Abstract

Oxidative stress has been implicated in various neurodegenerative diseases. There is substantial evidence indicating that gonadal hormones can affect neuronal cell survival via both a genomic as well as a non-genomic mode of action. In the present study, the potential protective activity of testosterone on neuronal cells was investigated by using an in vitro/ex vivo model. Cerebellar granule cells (CGC) were prepared from 7-day-old rats which had been treated with a single dose of oil or testosterone propionate on postnatal day 3. After 7 days in culture, cells were exposed to oxidative challenges, including hydrogen peroxide and the nitric oxide donor S-nitrosocysteine (SNOC), which can induce CGC death via apoptosis. Colchicine, which causes apoptosis via a different mechanism, was also used. The cells were monitored for apoptotic morphology by propidium iodide and TUNEL staining. Additionally, the presence of chromatin fragmentation was determined. CGC obtained from testosterone-treated rats were found to be more resistant to hydrogen peroxide and nitric oxide toxicity, as shown by a 75 and 45% decrease in apoptotic cells, respectively.
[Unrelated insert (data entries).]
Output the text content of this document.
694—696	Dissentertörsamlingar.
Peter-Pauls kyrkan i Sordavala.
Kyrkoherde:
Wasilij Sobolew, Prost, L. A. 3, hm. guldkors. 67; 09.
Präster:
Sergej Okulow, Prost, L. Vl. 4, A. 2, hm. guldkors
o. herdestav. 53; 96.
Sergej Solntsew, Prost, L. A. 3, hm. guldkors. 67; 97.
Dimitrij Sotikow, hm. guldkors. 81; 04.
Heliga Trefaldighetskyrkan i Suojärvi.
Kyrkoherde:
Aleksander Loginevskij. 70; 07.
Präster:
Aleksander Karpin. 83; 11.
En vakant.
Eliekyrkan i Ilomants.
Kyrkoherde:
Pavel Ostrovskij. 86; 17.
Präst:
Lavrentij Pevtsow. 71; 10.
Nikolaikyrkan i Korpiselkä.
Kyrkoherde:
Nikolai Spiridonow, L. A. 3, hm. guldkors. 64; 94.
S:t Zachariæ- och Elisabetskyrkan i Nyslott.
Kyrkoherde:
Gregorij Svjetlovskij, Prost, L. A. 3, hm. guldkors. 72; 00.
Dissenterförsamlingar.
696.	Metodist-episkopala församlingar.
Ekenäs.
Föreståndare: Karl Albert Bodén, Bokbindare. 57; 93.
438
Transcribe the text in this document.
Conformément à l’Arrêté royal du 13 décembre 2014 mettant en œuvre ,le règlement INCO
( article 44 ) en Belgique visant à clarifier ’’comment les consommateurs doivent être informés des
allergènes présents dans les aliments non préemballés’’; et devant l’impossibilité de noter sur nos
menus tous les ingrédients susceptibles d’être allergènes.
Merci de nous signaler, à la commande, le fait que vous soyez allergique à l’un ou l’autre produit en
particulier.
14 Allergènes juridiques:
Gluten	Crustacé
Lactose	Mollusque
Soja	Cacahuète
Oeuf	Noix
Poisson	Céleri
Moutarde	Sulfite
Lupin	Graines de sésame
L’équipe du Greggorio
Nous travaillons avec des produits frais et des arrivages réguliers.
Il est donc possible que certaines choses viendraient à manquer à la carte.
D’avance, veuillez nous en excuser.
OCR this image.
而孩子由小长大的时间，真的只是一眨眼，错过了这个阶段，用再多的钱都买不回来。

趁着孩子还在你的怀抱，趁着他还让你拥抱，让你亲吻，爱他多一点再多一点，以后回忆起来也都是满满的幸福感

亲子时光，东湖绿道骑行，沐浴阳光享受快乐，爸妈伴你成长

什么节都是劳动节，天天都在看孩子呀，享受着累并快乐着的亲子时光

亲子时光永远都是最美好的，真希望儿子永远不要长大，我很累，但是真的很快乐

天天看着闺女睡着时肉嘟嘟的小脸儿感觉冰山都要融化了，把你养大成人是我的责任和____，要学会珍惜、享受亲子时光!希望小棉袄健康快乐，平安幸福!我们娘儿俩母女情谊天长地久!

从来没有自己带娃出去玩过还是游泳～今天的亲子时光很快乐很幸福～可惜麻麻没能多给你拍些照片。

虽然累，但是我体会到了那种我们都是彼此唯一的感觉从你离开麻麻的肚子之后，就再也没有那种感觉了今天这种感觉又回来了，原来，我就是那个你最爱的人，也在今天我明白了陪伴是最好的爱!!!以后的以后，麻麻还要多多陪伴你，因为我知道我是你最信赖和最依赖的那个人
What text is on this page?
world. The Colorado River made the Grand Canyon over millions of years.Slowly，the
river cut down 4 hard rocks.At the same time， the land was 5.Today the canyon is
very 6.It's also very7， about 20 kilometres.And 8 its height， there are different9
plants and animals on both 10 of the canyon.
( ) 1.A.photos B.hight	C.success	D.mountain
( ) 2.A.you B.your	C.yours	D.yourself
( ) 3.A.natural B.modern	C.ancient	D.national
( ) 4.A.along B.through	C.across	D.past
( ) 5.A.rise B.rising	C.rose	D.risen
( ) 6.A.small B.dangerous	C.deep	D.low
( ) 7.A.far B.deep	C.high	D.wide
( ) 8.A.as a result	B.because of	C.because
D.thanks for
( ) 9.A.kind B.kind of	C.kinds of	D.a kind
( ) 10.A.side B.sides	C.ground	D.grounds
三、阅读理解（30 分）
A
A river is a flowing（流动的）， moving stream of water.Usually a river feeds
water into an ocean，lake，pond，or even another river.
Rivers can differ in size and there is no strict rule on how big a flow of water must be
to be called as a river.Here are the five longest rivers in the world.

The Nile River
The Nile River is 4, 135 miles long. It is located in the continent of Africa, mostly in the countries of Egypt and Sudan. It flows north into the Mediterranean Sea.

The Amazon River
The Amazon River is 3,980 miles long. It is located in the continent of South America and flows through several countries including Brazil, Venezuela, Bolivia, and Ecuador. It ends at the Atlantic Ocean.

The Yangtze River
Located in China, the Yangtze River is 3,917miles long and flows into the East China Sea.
In contrast, the susceptibility to colchicine was not modified. As CGC from testosterone-treated pups were selectively protected from oxidative stress, different components of the antioxidant defence systems were analysed. A twofold increase in the activity of catalase and superoxide dismutase was found in the CGC prepared from testosterone-treated rats. These results suggest that in vivo treatment with androgens render CGC less vulnerable to oxidative stress-induced apoptosis by potentiating antioxidant defences.